O Boi e o Burro explicados

Arte: Natividade (1960),
de Portinari (1903-1962)

Boas Festas, Itabira! Especialmente a vocês, navegantes das páginas da Vila de Utopia, publicamos uma crônica ecológica, de poética natalina de Carlos Drummond de Andrade (Cristina Silveira)

Carlos Drummond de Andrade

Há várias explicações para a presença de um boi e de um burro no ato de nascimento de Jesus. A mais sofisticada é que eles são símbolos: o boi representa o povo judeu acorrentado pela lei; o burro, o mundo pagão.

Outros interpretam as figuras animais como antecipações das figuras humanas que cercaram Jesus nos últimos instantes de sua vida: o bom e o mal ladrão, crucificados juntamente com ele.

Há quem, realisticamente, prefira admitir que São José levara consigo o burro e o boi, para que o primeiro servisse de montaria à Virgem, e o segundo, vendido, fornecesse o dinheiro necessário ao pagamento do imposto, pois sempre, e não apenas naquele tempo, o fisco é inexorável.

Ainda mais cotidiana é a versão segundo a qual São José, proprietário dos dois quadrupedes, procurava subtraí-los ao recenseamento determinado por César Augusto, Imperador, romano, e que incluía não só as pessoas como os animais, sabe-se lá com que intenção.

Nada disso. É muito mais simples e admirável considerar que o boi e o burro estavam ali, e nem podiam deixar de estar, porque Jesus vinha conciliar o terrível gênero humano consigo mesmo e com a criação em todas as suas partículas, inclusive as supostamente desprovidas de razão (como se não houvesse uma razão geral e universal, unindo todos os elementos do grande teatro do mundo).

O boi, em sua placidez, o burro, em sua grave simplicidade, não foram ao estábulo para homenagear o Deus que nascia; moravam lá, eles é que receberam a visita do casal e prestaram as humildes honras da casa ao Menino.

Eles é que providenciaram a calefação reclamada em ambiente gélido, para que o Menino não morresse de frio. E o fizeram da maneira mais encantadora; exalando sobre o corpinho indefeso os seus bafos de tépida benevolência.

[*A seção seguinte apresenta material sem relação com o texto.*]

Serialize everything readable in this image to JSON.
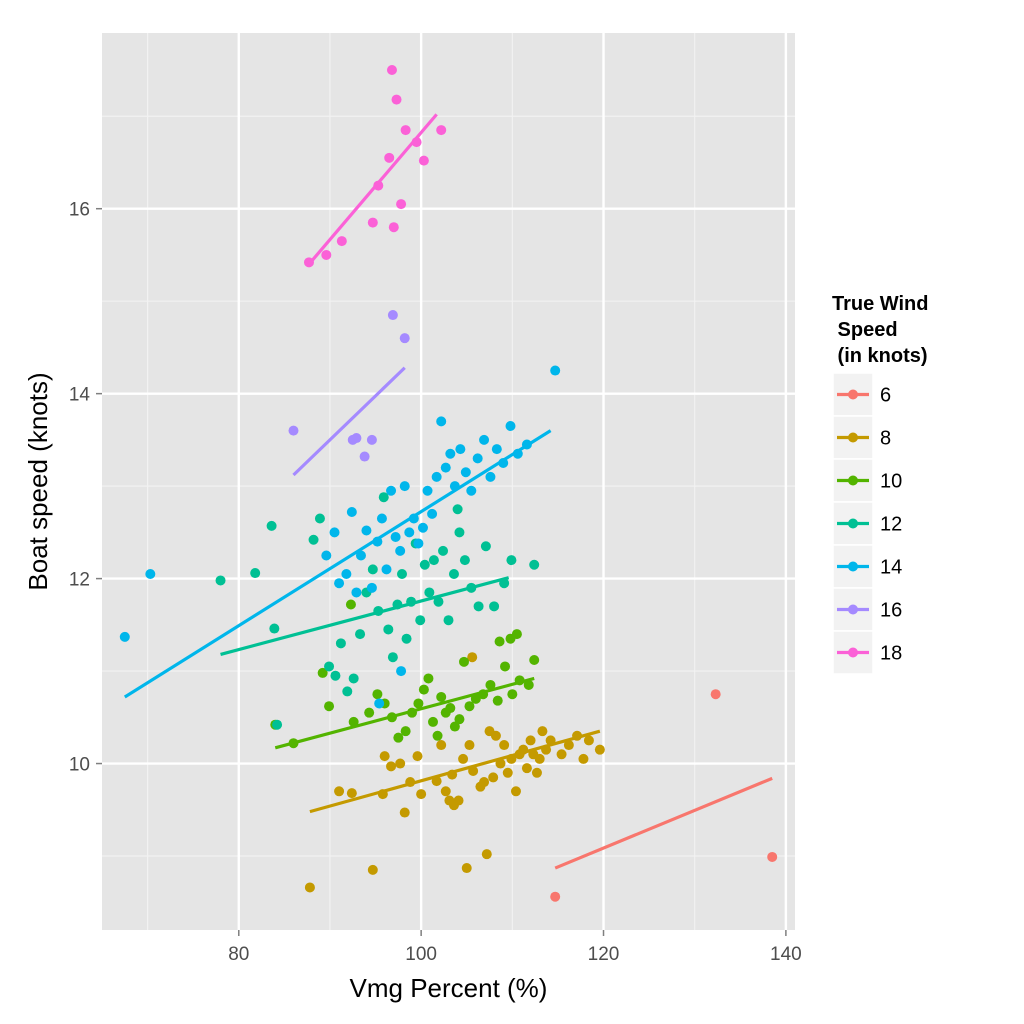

O primeiro calor que cercou Jesus foi produção natural deles. E o primeiro ato reverencial, o primeiro signo de adoração, implicando o reconhecimento da divindade infusa no bebê, não foram os anjos nem os pastores nem os Reis Magos que o praticaram: foram dois bichos que não tinham informações das Escrituras, e se prosternaram: agnovit bos et asinus quod puer erat Dominus. O boi e o jumento reconheceram que o menino era o Senhor.

Era meia-noite, hora em que até hoje, na tradição popular, eles continuam liturgicamente a se ajoelhar, no campo ou onde quer que estejam, lembrando o acontecimento de que participaram, menos como privilegiados do que como representantes de toda matéria viva, atenta à chegada de seu Criador sob a forma de matéria viva também, e vulnerável como qualquer outra.

Arte: Nativity, de Hieronymus Bosch (-1516)

A mais antiga iconografia do Natal assim os mostra, assumindo posição de realce na cena: estão em pé de igualdade com a Virgem, na posição junto à cama de palha, como familiares e guardas de absoluta confiança. Mais modernamente, Jerônimo Bosch dá ao boi estrutura e importâncias monumentais, aos pés de Jesus.

É visível o respeito, a compenetrada afeição com que os artistas consignavam o papel desempenhado pelo irmão burro e pelo irmão boi, na excepcionalidade do episódio não os viam como testemunhas, mas como agentes de uma situação.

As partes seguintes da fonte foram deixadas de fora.